Sebuah penelitian yang diterbitkan dalam Journal of Nutrition, Health and Ageing menemukan adanya kaitan antara frekuensi makan ramen dan risiko kematian yang lebih tinggi. Temuan tersebut terutama terlihat pada pria berusia di bawah 70 tahun yang mengonsumsi ramen lebih dari satu kali dalam seminggu.
Dikutip dari DailyMailUK, penelitian tersebut melibatkan lebih dari 6.500 orang di Prefektur Yamagata, Jepang. Para peserta rata-rata berusia sekitar 40 tahun dan kemudian dikelompokkan berdasarkan seberapa sering mereka makan ramen.
Frekuensi konsumsi dibagi mulai dari kurang dari satu kali dalam sebulan hingga lebih dari tiga kali setiap minggu.
Selama sekitar 4,5 tahun masa pemantauan, terdapat 145 peserta yang meninggal dunia. Sebanyak 100 kematian dikaitkan dengan kanker, sedangkan 29 lainnya akibat penyakit jantung.
Menariknya, risiko kematian paling terlihat pada kelompok yang sering makan ramen dan terbiasa menghabiskan sebagian besar kuahnya.
Kuah Ramen Jadi Perhatian Utama
Para peneliti menduga kandungan garam yang tinggi menjadi salah satu faktor penting dalam temuan tersebut. Kuah ramen umumnya memiliki rasa yang sangat gurih karena mengandung natrium dalam jumlah tinggi.
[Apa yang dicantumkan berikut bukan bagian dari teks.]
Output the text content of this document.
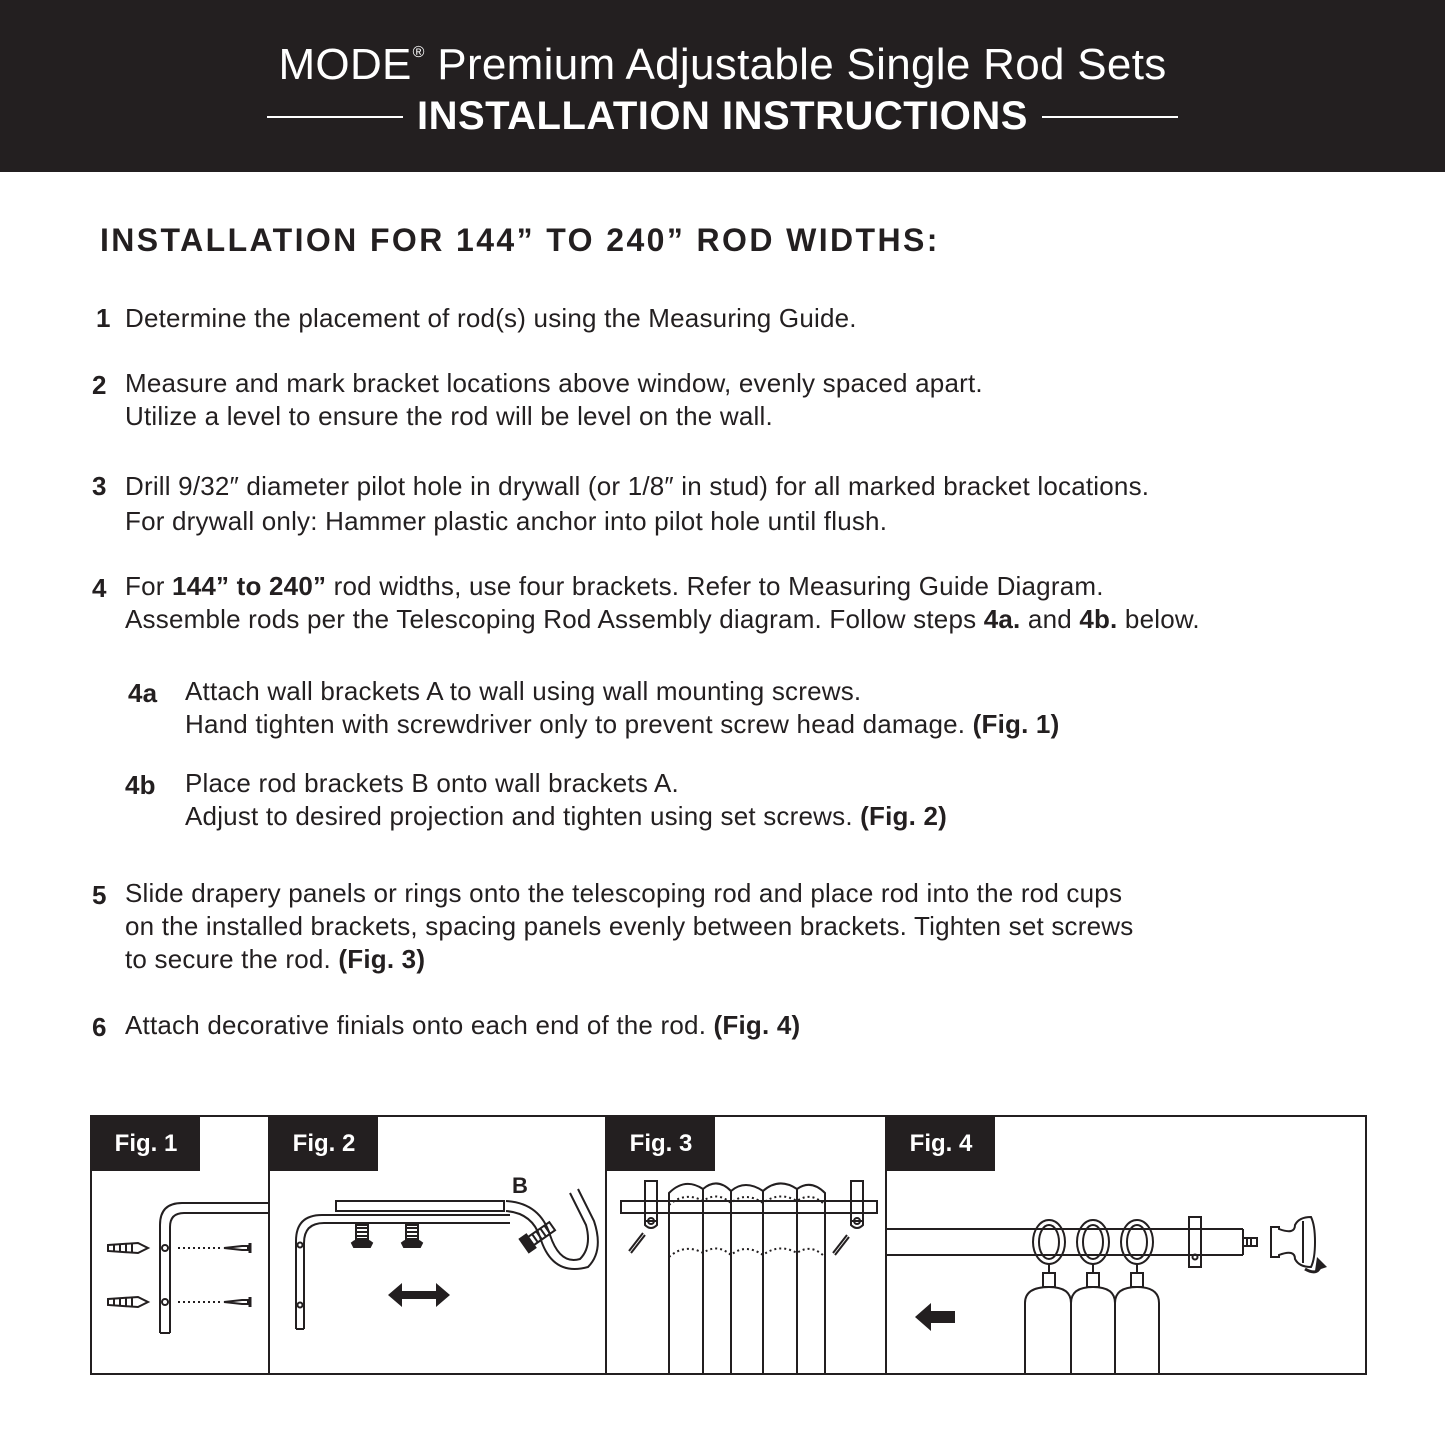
MODE® Premium Adjustable Single Rod Sets
INSTALLATION INSTRUCTIONS
INSTALLATION FOR 144” TO 240” ROD WIDTHS:
1 Determine the placement of rod(s) using the Measuring Guide.
2 Measure and mark bracket locations above window, evenly spaced apart.
Utilize a level to ensure the rod will be level on the wall.
3 Drill 9/32″ diameter pilot hole in drywall (or 1/8″ in stud) for all marked bracket locations.
For drywall only: Hammer plastic anchor into pilot hole until flush.
4 For 144” to 240” rod widths, use four brackets. Refer to Measuring Guide Diagram.
Assemble rods per the Telescoping Rod Assembly diagram. Follow steps 4a. and 4b. below.
4a Attach wall brackets A to wall using wall mounting screws.
Hand tighten with screwdriver only to prevent screw head damage. (Fig. 1)
4b Place rod brackets B onto wall brackets A.
Adjust to desired projection and tighten using set screws. (Fig. 2)
5 Slide drapery panels or rings onto the telescoping rod and place rod into the rod cups
on the installed brackets, spacing panels evenly between brackets. Tighten set screws
to secure the rod. (Fig. 3)
6 Attach decorative finials onto each end of the rod. (Fig. 4)
Fig. 1
B
Fig. 2	Fig. 3	Fig. 4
Asupan garam yang berlebihan diketahui dapat meningkatkan risiko berbagai masalah kesehatan. Dalam laporan penelitian disebutkan bahwa konsumsi ramen dan kuahnya secara berlebihan berpotensi berkaitan dengan penyakit yang berhubungan dengan asupan garam, termasuk stroke dan kanker lambung.
Risikonya juga terlihat semakin besar pada pria yang memiliki kebiasaan mengonsumsi alkohol. Mereka yang makan ramen lebih dari tiga kali dalam seminggu sekaligus rutin minum alkohol tercatat memiliki risiko kematian hingga tiga kali lebih tinggi dibandingkan peserta yang jarang makan ramen.
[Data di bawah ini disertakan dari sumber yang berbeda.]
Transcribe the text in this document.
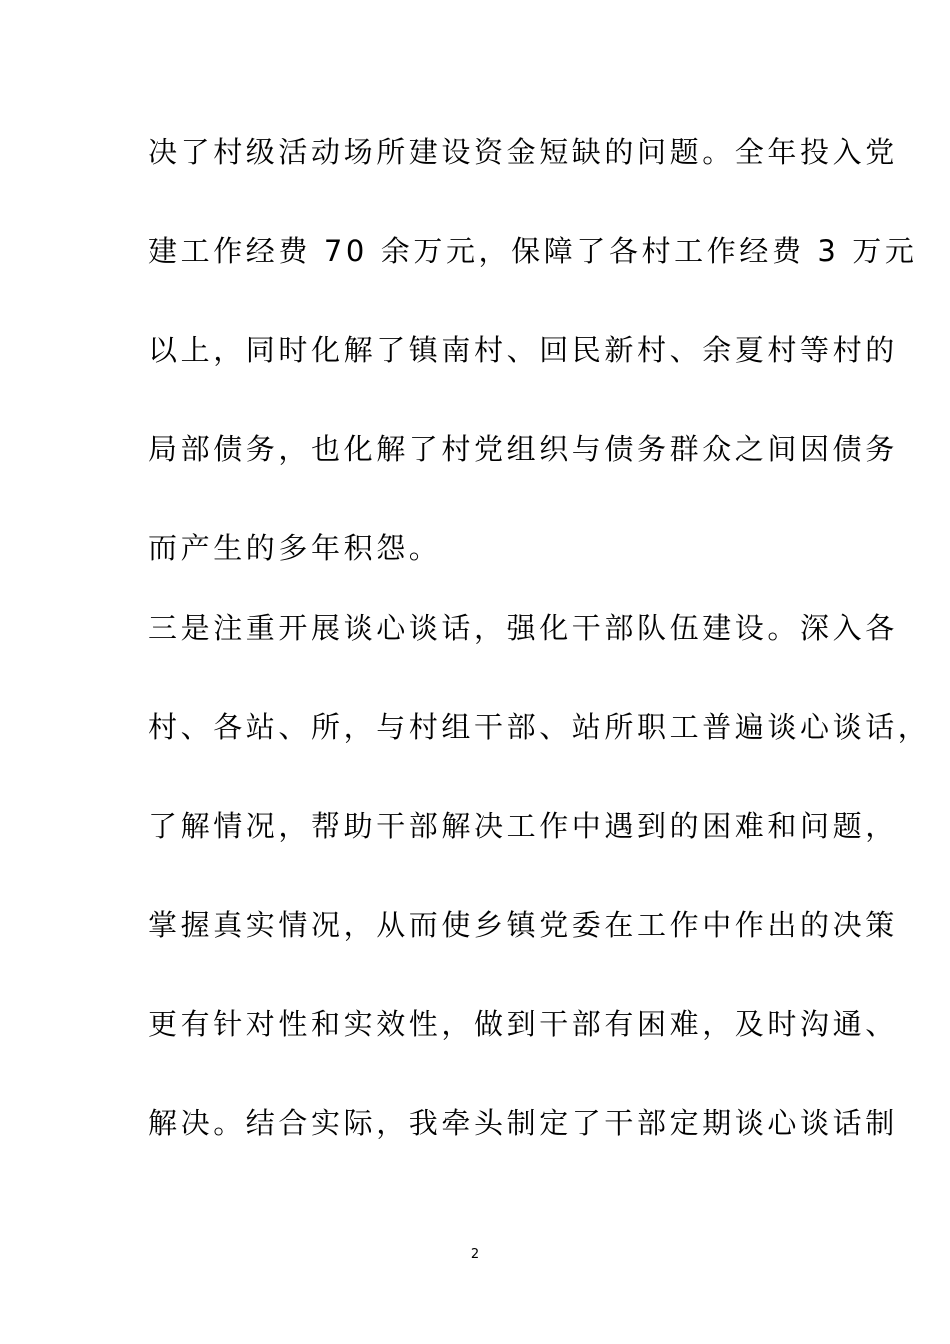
决了村级活动场所建设资金短缺的问题。全年投入党
建工作经费 70 余万元，保障了各村工作经费 3 万元
以上，同时化解了镇南村、回民新村、余夏村等村的
局部债务，也化解了村党组织与债务群众之间因债务
而产生的多年积怨。
三是注重开展谈心谈话，强化干部队伍建设。深入各
村、各站、所，与村组干部、站所职工普遍谈心谈话，
了解情况，帮助干部解决工作中遇到的困难和问题，
掌握真实情况，从而使乡镇党委在工作中作出的决策
更有针对性和实效性，做到干部有困难，及时沟通、
解决。结合实际，我牵头制定了干部定期谈心谈话制
2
Penelitian Punya Sejumlah Keterbatasan
Meski hasilnya cukup menarik perhatian, penelitian ini tidak serta-merta membuktikan bahwa ramen secara langsung menyebabkan kematian dini.
Para peneliti mengakui adanya beberapa keterbatasan. Data mengenai pola makan peserta diperoleh berdasarkan laporan pribadi, sehingga kemungkinan terdapat kesalahan dalam pencatatan.
Informasi seperti ukuran porsi, jenis ramen yang dikonsumsi, serta makanan pendamping juga tidak seluruhnya dapat diketahui secara akurat.
Selain itu, beberapa faktor lain seperti aktivitas olahraga, penyakit kronis, dan kebiasaan makan peserta di luar masa survei tidak dicatat secara mendalam.
Karena itu, diperlukan penelitian lebih lanjut untuk mengetahui seberapa kuat hubungan antara konsumsi ramen, pola hidup, dan risiko kematian.
Batasi Kuah Saat Makan Ramen
Terlepas dari keterbatasan tersebut, hasil penelitian bisa menjadi pengingat bagi penggemar ramen agar tidak menjadikannya menu yang terlalu sering dikonsumsi.
Salah satu langkah sederhana adalah mengurangi frekuensi makan ramen dan tidak menghabiskan seluruh kuahnya. Cara ini dapat membantu mengurangi asupan garam dari satu porsi makanan.
Kebiasaan tersebut menjadi semakin penting bagi orang yang juga mengonsumsi makanan tinggi garam lainnya atau memiliki kebiasaan minum alkohol.
Organisasi Kesehatan Dunia (WHO) merekomendasikan konsumsi garam tidak lebih dari 5 gram per hari untuk orang dewasa. Asupan garam yang terlalu tinggi dapat meningkatkan tekanan darah dan pada akhirnya memperbesar risiko penyakit jantung serta stroke.
Jadi, ramen tetap bisa dinikmati, tetapi sebaiknya tidak terlalu sering dan kuahnya tidak perlu dihabiskan. Membatasi frekuensi serta memperhatikan asupan garam secara keseluruhan menjadi pilihan yang lebih bijak untuk menjaga kesehatan jangka panjang.